I think the lesson I learned today was that I need to be very careful in the order I work horses in and the thought preparation I need to do between different horses. The other day went so well, having the same general lesson for three different horses and one flowed nicely into another and I got smarter about what I was doing with each horse. Each one benefited from the work I did with the previous horse.
Today I had a different experience. I managed to salvage the day but I had to put some serious effort into it. The morning started out with a lovely short ride on Elly. Actually, it started with some lovely ground work with her, followed by a bit of time spent on the Mounting Block Lesson which had fantastic results (trickling down from the mat lesson and getting her four feet under her) and then some lovely riding. It was my first time back in the saddle this Spring and felt great. Elly was responsive and quiet...I saw none of the anxious uncomfortable horse that she can sometimes be.
So that should have set me up for a perfect afternoon. The next horse (pony) I chose to get out was Stowaway. He is the least clicker savvy of all the horses here and the most shut down. Having been a lesson/camp horse, he is pretty dead. It took many many targeting lessons to get any positive reaction out of him at all. I'm not sure he really gets it yet that he can actually do something to enhance the game, but at least there is a light in his eyes when he hears a click. I felt he was overdue for some time with me which is why I made him my second project of the day. But he is so heavy to work with- accustomed to being dragged around and having to ignore all manner of tactless handling- that by the time I was done with him, my handling had become pretty coarse. He did really well and I longed him for a bit and he was thrilled to get clicked for some trot work- it was great to see a little liveliness to his step.
So then I got Ande out and that's when I noticed the trouble. I was carrying over some of the heavy feel I had from Stowaway. Ande had been so light and positive the previous day, and I realized I had lost that. As I worked, I focused hard on what we had achieved, how I had achieved it and what that had felt like. I did get it toward the end but it took a lot of mental/emotional effort on my part. I think if I had taken a few moments before I pulled him out of his paddock, to mentally prepare myself...the way watching the DVD had inspired me...we would have had a smoother day together.

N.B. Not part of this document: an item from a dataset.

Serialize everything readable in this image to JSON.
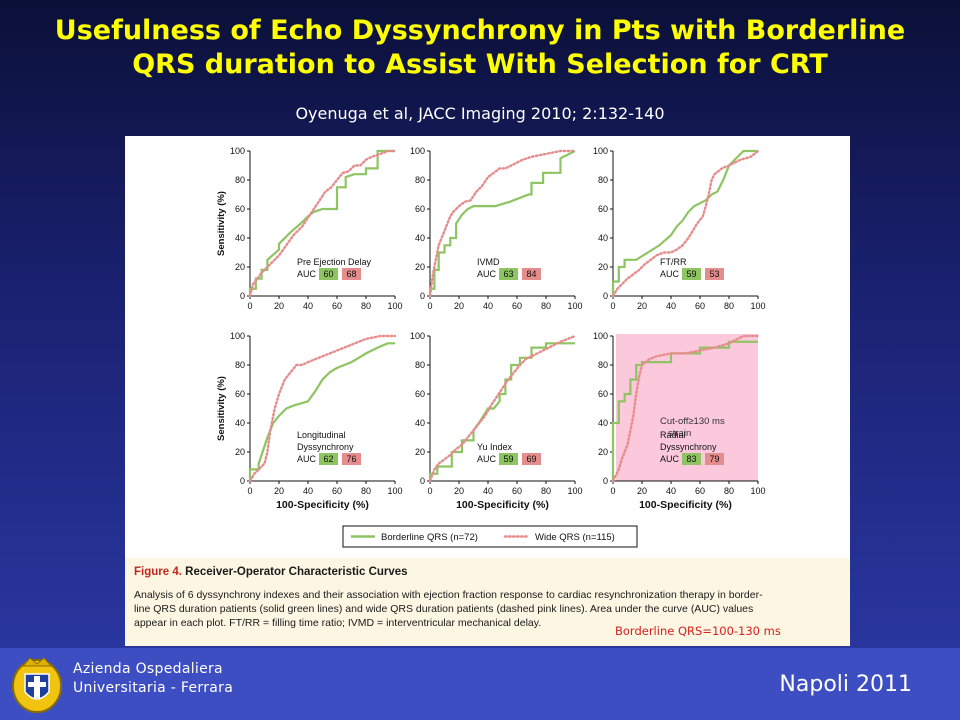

After putting him away, I turned to Percy and then Rumer. The farrier is due on Monday so that always gets me hustling to work on feet. I had a really good time with both of them yesterday and was hoping to build on it today. But they had both had been listening to me click others in the round pen next to their paddock and were very anxious to get their turn! I knew Percy could get antsy listening so I chose to do him first but oh boy was he a wiggle worm. He just couldn't contain himself waiting for me to give him something to do. Every move I made, he tried to figure out something special to do in response. Back up? Step over? Swing my hip around? Good grief he was all over the place and getting more frustrated each second because he wasn't getting it right! I finally froze in place and clasped my hands together at my waist: Grownups are Talking cue. He got it- phew, he seemed to say, I know that one! And it got him to hold still! I did a lot of Click/Treat for that because I knew he was really itching to move. I then proceeded to head down because I wanted to calm him down some more and he seemed to be OK now that he at least knew what I wanted and he was getting rewarded for it. That was fairly successful but he also took a swipe at my leg while his head was down- typical colt style but he hasn't done that in a long time and with just breeches on, I reacted a lot more strongly than I had during the winter when I knew I had a lot of cushion between me and any teeth! So I knew he was a little more stressed than I really wanted so I decided to give him something to sink his teeth into! I got out his loopie toy and let him pick it up and hand it to me about 10 times. By this time, he really seemed quieter so I returned to yesterday's cross-tying lesson. I ran a long lead through a tie ring on one side of the aisle and another through the other side and attached both to his halter. I did not tie either but just held them and played with pulling first one and then the other, C/T ing when he yielded to each. He remembered from yesterday so I dropped both leads, leaving them through the tie rings and began working with his feet. He was an absolute star for that (front feet only) so I called it quits for the day and considered it a good day to go from Mr Ants-in-his-Pants to standing quietly for having his feet picked out!
Then I cross-tied Rumer and we did more work with her feet. She made huge progress yesterday with her hind feet. Really relaxing her hind legs and letting me pick them up instead of snatching them up. Today we went through the same process but I was even able to pick them out without her pulling away. I did consciously let go of her foot any time she pulled away at all. My instinct is to want to hold on and not "let her get away with" pulling away. But she knows the game well enough now that pulling away and getting her foot back is no reward compared to getting a C/T! So that was another good lesson for me today.
So now, I know I need to get an emotional/mental frame of reference as well as an objective lesson plan before I work with each horse. And I need to plan the day so that each horse gets the best opportunity to do his best work.